This is a story that had to be told.
Whenever I told people that my husband had been healed from one of the worst kinds of cancer, that allopathic medicine had given up on him twice, and that we had tried every kind of alternative and complimentary treatment we could think of, they would say,
You’ve got to write that down!
Then I told them about how our marriage was not too great early on and how we found a therapist who made us work like hell, forcing us to reveal shameful secrets and pent-up rage, focussing on keeping Jack alive a well as rescuing our marriage. Since people seemed very interested in the story, I would go on about how we both learned some wonderful healing practices, like acupressure, meditation and visualization, how we walked on hot coals to really get the power of mind over matter, and how Jack nearly died from one of the alternative treatments.
With that, everybody wanted to know more, and specifically, what we did that made the cancer go away. The answer to that question was to tell the whole story, after which they could make up their own minds.
But some of this story was rather unflattering for both Jack and me, so I procrastinated for years. Finally, my supportive writing group acted as witness during our regular Tuesday afternoon meetings while I pieced together the story’s fabric using scraps of journals and threads of memory. This process lasted about a year, and then the draft languished in its cardboard folder for several more years until I decided the time was right to find an editor and prepare the story for the wider world. It seems that as I grow older, honesty becomes easier. And perhaps it would help other care-givers come to terms with feelings and behaviors that are not always socially acceptable.
Although I’ve become a huge skeptic of longevity statistics, I recently read that the three-year survival expectancy for esophageal cancer is 1%. One of the textbooks I read in 1982, when Jack was first diagnosed, said that virtually no one survives esophageal cancer. I now know that statement is not true, not just because of Jack’s experience, but I also know of others who have beat the odds. In the years between 1982 and today, physicians and scientists have begun to document a vast number of cases where people with terrible prognoses have survived for many years. Some of these patients have been lost to the medical world because they simply dropped out of the allopathic system. Others have been labeled “spontaneous remission,” or just considered mysteries. Jack Hardesty is one of the ones who dropped out of the system.

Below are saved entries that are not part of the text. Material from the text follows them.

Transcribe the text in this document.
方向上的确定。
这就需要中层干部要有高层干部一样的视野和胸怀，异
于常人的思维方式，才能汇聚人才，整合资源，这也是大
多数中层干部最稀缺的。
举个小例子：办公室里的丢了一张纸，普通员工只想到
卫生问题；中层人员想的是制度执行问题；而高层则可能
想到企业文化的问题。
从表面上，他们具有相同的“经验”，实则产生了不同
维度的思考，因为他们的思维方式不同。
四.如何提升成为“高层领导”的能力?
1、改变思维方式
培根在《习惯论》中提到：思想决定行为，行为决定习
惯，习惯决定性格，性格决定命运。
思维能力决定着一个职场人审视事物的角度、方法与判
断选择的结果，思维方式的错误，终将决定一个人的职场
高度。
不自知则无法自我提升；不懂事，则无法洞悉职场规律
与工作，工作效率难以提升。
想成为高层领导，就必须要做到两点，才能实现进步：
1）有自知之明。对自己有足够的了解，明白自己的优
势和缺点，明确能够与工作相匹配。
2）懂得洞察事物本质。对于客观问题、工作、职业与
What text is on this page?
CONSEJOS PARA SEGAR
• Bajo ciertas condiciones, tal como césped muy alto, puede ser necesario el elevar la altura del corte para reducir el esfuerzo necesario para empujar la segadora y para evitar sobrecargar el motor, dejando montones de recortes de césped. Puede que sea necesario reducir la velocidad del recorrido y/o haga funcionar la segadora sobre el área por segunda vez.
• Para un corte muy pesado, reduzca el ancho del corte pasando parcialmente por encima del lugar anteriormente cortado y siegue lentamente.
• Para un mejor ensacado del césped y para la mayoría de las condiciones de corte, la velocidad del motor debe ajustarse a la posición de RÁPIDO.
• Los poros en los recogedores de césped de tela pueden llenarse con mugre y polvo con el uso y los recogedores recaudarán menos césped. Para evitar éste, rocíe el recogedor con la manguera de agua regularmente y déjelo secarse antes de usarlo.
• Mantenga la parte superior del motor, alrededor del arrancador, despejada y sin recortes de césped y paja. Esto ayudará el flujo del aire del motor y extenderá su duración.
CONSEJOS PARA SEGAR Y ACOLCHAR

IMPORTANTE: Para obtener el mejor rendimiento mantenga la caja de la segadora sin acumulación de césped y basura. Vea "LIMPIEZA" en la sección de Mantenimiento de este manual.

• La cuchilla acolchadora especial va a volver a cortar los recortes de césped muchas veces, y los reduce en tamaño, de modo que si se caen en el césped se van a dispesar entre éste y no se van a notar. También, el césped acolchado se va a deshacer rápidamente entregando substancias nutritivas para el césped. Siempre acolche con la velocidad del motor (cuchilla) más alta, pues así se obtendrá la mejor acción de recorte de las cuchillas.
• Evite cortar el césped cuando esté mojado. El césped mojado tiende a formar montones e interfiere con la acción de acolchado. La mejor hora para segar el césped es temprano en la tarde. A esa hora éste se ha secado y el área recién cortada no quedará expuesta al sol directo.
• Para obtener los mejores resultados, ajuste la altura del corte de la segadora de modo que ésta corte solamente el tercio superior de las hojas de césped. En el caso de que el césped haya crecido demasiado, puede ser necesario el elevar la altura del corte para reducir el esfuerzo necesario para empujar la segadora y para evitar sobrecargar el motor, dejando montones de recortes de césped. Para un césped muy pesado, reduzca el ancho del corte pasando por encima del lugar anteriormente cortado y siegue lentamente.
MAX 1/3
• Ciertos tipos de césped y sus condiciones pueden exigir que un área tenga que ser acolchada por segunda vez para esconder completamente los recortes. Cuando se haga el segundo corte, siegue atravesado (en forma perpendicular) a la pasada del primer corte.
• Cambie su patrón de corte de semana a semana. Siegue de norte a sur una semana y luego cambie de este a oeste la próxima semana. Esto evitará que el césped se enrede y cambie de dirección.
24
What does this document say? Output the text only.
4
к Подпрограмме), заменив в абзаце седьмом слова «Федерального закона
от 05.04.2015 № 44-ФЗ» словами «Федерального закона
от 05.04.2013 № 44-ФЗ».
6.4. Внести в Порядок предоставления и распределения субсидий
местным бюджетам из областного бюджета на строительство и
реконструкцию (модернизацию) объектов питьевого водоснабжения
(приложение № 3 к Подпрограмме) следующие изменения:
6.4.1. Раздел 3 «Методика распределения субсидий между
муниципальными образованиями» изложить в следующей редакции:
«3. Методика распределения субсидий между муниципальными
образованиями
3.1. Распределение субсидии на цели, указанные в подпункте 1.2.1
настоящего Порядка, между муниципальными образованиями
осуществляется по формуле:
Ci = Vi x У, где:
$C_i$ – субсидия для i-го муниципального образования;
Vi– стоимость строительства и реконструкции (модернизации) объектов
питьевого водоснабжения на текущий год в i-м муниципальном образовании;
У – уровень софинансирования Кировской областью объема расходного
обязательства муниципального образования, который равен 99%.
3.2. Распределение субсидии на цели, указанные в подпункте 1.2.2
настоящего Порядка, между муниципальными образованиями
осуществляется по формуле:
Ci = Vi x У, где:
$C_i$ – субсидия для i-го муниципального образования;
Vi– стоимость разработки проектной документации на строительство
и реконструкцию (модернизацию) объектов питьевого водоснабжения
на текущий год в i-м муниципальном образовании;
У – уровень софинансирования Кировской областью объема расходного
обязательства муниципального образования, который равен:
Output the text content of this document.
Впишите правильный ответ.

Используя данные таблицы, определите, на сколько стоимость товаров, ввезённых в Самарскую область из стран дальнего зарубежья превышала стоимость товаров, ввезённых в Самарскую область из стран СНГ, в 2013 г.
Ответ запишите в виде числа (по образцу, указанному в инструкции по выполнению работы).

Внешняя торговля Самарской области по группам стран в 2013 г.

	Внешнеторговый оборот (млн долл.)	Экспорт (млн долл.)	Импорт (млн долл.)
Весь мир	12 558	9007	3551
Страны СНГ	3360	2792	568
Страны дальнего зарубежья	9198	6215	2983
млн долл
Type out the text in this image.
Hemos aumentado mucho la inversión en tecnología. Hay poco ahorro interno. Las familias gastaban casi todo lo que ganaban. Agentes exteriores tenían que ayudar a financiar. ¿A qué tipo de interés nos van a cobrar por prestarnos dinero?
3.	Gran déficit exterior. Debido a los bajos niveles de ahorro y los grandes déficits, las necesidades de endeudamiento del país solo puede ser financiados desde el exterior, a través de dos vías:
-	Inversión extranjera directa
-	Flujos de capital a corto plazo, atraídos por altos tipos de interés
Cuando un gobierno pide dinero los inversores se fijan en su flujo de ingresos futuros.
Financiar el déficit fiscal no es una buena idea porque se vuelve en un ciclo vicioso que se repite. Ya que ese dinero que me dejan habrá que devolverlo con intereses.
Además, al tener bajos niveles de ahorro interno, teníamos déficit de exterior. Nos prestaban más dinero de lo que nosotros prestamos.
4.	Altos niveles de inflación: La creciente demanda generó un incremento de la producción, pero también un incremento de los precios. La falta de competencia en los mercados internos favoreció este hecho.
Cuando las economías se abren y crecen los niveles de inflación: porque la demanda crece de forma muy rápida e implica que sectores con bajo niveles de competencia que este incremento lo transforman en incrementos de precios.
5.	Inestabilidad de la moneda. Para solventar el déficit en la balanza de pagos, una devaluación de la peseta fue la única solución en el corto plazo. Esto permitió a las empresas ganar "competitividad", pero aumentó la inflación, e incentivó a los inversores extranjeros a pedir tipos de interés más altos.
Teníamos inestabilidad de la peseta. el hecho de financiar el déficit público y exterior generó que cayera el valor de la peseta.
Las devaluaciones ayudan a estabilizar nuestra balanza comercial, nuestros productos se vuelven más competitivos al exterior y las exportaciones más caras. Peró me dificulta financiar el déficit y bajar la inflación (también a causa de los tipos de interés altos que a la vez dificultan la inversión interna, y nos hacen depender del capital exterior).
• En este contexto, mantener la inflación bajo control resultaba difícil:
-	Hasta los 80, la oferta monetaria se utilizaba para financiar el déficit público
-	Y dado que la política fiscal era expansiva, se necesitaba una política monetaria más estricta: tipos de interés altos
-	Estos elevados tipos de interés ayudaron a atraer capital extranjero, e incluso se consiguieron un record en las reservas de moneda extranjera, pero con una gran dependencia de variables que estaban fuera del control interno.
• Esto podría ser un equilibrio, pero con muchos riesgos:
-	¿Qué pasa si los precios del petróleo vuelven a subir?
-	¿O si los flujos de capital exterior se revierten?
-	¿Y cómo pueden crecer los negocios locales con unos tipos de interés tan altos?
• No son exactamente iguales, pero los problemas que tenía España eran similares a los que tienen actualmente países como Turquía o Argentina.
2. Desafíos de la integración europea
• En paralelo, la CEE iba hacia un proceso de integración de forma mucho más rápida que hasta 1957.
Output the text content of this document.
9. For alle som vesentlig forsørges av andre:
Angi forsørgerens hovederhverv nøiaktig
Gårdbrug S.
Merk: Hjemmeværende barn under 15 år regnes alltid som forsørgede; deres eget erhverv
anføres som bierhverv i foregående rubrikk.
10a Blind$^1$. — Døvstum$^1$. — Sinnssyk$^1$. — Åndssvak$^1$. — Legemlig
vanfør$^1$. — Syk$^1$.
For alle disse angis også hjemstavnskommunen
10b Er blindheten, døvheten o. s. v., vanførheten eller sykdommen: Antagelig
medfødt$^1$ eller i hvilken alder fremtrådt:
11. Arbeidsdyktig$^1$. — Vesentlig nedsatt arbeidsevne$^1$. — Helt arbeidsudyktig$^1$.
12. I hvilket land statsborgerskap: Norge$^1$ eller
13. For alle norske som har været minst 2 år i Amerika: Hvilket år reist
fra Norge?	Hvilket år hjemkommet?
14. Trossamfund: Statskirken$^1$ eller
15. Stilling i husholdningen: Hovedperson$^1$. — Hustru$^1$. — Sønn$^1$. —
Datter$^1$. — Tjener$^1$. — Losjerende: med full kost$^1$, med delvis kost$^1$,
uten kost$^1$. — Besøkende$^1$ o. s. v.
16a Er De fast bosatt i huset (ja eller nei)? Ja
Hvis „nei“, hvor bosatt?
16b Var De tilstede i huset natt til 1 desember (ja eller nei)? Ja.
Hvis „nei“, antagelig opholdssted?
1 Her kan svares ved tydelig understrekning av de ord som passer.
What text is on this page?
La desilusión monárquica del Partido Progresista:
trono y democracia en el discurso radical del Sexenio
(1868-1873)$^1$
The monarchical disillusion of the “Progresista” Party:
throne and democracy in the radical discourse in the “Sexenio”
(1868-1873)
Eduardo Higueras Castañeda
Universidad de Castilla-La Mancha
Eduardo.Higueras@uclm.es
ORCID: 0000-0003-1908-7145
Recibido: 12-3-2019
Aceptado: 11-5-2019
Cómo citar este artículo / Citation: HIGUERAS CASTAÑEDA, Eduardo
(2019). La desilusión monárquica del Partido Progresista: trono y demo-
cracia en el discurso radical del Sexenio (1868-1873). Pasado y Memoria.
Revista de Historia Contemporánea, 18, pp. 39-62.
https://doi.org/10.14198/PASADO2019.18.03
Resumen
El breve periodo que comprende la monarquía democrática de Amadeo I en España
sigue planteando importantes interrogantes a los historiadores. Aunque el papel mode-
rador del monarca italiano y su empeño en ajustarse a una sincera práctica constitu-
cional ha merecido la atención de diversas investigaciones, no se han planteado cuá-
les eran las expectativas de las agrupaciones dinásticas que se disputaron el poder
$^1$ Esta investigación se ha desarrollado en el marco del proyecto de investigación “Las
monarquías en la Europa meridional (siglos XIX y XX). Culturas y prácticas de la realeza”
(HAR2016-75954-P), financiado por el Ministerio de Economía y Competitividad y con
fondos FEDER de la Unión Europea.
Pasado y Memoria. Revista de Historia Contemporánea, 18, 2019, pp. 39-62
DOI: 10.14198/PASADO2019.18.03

Our journey took us to Bonn, Germany for medical treatment, where we lived for four months, savoring the cafe life in summer evenings, and traveling through France on one of our holidays from treatment. During most of this time, Jack felt surprisingly well, despite his dire prognosis and the rigors of treatment. Each time we got a piece of bad news about the tumor’s growth, Jack would just say, “Time to try something new.” So we did. These new approaches left chemotherapy and radiation behind and concentrated on the nutritional, psychological, and spiritual approaches to healing. Which one or which combination worked, we will never know.
Life-threatening illness has been likened to a journey through the labyrinth, for the caregivers and loved ones, as well as for the patient. You can be pretty sure how you got in, and sometimes you’re just thrust in, but it’s not at all clear how you’re going to get out. I have learned that in the process of navigation, it becomes all about the journey rather than the destination.